Sedang di hadapannya, Margio mengangguk-angguk saja, tanpa paham apa maksud kawan karibnya tersebut. Ia khawatir kawannya itu akan bernasib buruk.
“Hati-hati, Kawan! Baiknya sudahi saja kegiatanmu itu. Kasihan ayahmu! Jangan biarkan ia menderita lagi dikarenakan demo-demoan.” Sebagai kawan yang baik, Margio merasa ia bertanggung jawab atas keselamatan kawan karibnya tersebut dan bukan salah lagi untuk mengingatkannya. Sementara Mardian tidak mengerti bagian menderita lagi dikarenakan demo-demoan. “Lagi?” Tanya Mardian heran.
“Iya. Kau tidak ingat kejadian saat kita TK?” “Ibuku meninggal.” seingat Dian, itulah kejadian yang sangat kental di kepalanya saat TK. Kejadian di mana keluarganya dirundung duka cita seminggu penuh tanpa henti.
“Iya, Kau tidak ingat?”
“Apa lagi? Ibuku meninggal karena kecelakaan kerja di tempat kerjanya. Itulah kata ayahku.”

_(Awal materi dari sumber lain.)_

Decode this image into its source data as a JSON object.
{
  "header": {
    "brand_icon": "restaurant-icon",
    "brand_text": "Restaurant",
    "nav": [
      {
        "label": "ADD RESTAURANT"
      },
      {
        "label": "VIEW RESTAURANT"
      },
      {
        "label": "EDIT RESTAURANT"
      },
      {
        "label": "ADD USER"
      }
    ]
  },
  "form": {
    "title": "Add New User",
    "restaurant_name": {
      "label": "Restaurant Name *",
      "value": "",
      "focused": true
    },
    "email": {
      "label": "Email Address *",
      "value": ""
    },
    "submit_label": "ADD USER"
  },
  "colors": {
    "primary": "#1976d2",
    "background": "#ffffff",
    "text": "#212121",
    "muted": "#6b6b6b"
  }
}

“Astaga! Ibumu meninggal karena disekap oleh orang tak dikenal, dibunuh, dan ditinggalkan di depan PT tempat ibumu kerja sehari setelah dikabarkan hilang. Kau tahu apa penyebabnya? Ibumu adalah pemimpin demonstran buruh di tempat kerjanya yang sudah berhari-hari demo minta naik gaji. Seluruh kampung tahu itu, Jo.”
Hari esoknya tiba. Hari di mana Margio sudah harus berangkat kembali ke pulau seberang. Panjul mengantar Mardian ke Terminal. Kembali seperti enam bulan silam, Mardian dengan rambut rapi, kemeja lengan pendek berwarna hitam, dan memakai celana dasar berwarna hitam pamit kepada Panjul untuk enam bulan berikutnya.
Panjul berpesan, “Elok-elok kau di negeri orang! Janganlah kau ikut demo, aku mohon.”
Mardian hanya tersenyum menanggapi permintaan ayahnya. Bus sudah berangkat, dan hal yang terang di benak Mardian apakah dalam liburan semester selanjutnya entah akan sama seperti liburannya sekarang, atau ia tidak akan lagi mendapat liburan.
Padang, 2019.
Penulis Ridho Daffa Fadilah, lahir di Jakarta pada tanggal 21 September tahun 2000. Tinggal di Parit Malintang, Padang Pariaman. Sekarang sedang menempuh pendidikan sebagai mahasiswa di Universitas Andalas jurusan Sastra Indonesia. Bergiat di Labor Penulisan Kreatif (LPK).